DID PHILBY MURDER JOURNALISTS IN SPAIN?


Did Philby murder journalists ? by Jimmy Burns

The just published UK paperback edition of my latest book Papa Spy, subtitled A True Story of Love, Wartime Espionage in Madrid, and the Treachery of the Cambridge Spies will I hope provoke a fresh examination of  Kim Philby’s  alleged involvement in the murder of English and American journalists, ahead of the publication of an authorised and carefully vetted official history of MI6.philby

 

My unauthorised book  exposes for the first time the bitter and protracted personal battle to influence British policy towards Spain in WW2 between Philby, the head of MI6’s Iberian section, and my father, Tom Burns, a pro-Francoist English catholic who helped run propaganda and secret operations in the cover post of press attaché in the British embassy in Madrid.

Both men had first crossed paths during the Spanish Civil War, when Burns, then a young Catholic publisher, and friend of Evelyn Waugh and Graham Greene, had volunteered to drive an ambulance for the Nationalist side, while Philby was posted to Spain as a Times correspondent with the Francoist forces, a job he used as cover for his work as a Soviet agent.

Personal rivalry as well as ideological differences affected the relations between both men with Burns and Philby competing at one point for the affections of Lady Lindsay Hogg, the glamorous stage actress more popularly known known as Francis ‘Bunny’ Noble. (Noble is pictured in the above photograph with Philby, who is standing in the middle, and an unknown third party in Madrid circa 1941).

It was during the Civil War –on New Year’s Eve 1937- that Philby left Zaragoza by convoy to cover Franco’s bold counter-attack to relieve a besieged garrison near the town of Teruel. Philby travelled in the back seat of a two-door saloon, accompanied by the Englishman Dick Sheepshanks of Reuters, and two Americans, Ed Neil of Associated Press and Bradish Johnson, a freelance photographer who was on assignment for Newsweek.

According to an account which Philby later filed for The Times, the car was hit by an artillery shell in the small village of Caude. He was the only survivor of the four journalists who travelled together. Johnson died instantly. Sheepshanks died later that evening while Neil died of gangrene two days later.

But I understand   the historian Professor Hugh Thomas  is among those who has been taking a special interest in probing a different version to explain how Philby miraculously escaped with minor injuries despite sharing the back seat of a two-door car.

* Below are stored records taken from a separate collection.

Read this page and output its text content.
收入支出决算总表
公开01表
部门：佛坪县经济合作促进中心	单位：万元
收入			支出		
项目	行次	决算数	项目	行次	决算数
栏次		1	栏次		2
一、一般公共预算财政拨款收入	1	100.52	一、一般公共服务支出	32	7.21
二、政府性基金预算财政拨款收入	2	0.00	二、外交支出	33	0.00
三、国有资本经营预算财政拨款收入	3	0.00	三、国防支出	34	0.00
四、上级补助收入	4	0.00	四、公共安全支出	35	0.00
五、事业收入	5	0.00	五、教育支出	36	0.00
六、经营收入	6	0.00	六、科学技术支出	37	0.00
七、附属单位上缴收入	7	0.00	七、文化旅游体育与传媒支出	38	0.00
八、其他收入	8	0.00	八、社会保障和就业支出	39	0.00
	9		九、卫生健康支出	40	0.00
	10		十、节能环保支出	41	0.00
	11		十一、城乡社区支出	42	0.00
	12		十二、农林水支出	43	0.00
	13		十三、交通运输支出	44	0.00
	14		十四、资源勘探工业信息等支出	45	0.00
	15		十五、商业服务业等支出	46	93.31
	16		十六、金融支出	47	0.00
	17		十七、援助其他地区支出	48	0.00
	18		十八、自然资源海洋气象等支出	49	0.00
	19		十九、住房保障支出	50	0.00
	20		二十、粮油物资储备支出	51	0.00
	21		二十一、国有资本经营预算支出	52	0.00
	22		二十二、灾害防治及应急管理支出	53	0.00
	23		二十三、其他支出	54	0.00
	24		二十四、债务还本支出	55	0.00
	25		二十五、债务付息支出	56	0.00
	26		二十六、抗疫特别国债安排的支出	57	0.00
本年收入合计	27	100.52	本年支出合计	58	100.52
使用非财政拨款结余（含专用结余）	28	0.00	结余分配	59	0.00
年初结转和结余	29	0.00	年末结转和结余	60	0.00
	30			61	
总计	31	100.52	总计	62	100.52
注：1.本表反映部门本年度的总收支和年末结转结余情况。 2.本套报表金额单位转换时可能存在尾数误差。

This has Philby getting out of the car before lobbing a grenade at his colleagues. Philby’s motivation was fear that one of the journalists, Sheepshanks, was beginning to become suspicious of him and was about to blow his cover.

Sheepshanks was a debonair old Etonian who had studied Cambridge just as Philby had done, although they were not exact contemporaries.  The Reuters man was at the time a boyfriend of  Jeanne Camoys  Stonor, a Catholic aristocrat.

In a memoir published two years ago, Jean’ surviving daughter Julia wrote that Sheepshanks and the two other journalists had been assassinated by Philby, a claim she subsequentlymade to me in a conversation, but which she was unable to substantiate with any documentary evidence since most  MI6 files remain classified.

The allegation against Philby  however  is thought to have first been made in the aftermath of the incident by an unnamed  foreign office official who was a friend of the Sheepchanks family although it never resulted in any action being taken, and a  cover-up was suspected.

The unresolved questions over why the three journalists had died were lost in the fog of a Civil War that continued till  1939.By the time WW2 broke out, Philby was well on his way to infiltrating himself  into the higher echelons of British intelligence,  a position from which he escaped scrutiny and final exposure as a Soviet spy until 1963 then he fled to Moscow, never to return.

The new authorised history of MI6 by Professor Keith Jeffery of Queen’s University, based on thousands of secret papers, is due to be published by Bloomsbury in September.  Jeffery had had unique access to MI6 documentary material that has remained classified for decades. Expectations that it will provide a definitive Philby story have been dashed with news that the ‘history’ will cover only the first fifty years of the spy organisation’s existence, and go no further than 1949.

Post-script: Have received an interesting email in response to this from an academic friend who is not unfamiliar with the history of secret intelligence suggesting that neither MI6 not MI5 will ever enlighten us on this.He writes: ” Could anyone have foreseen the rise and rise of Philby in the late 1930s? He was just another young journalist on the make. Its a good story, and…one that will never die.”

But then again plausible deniability has been part of the spy world for decades.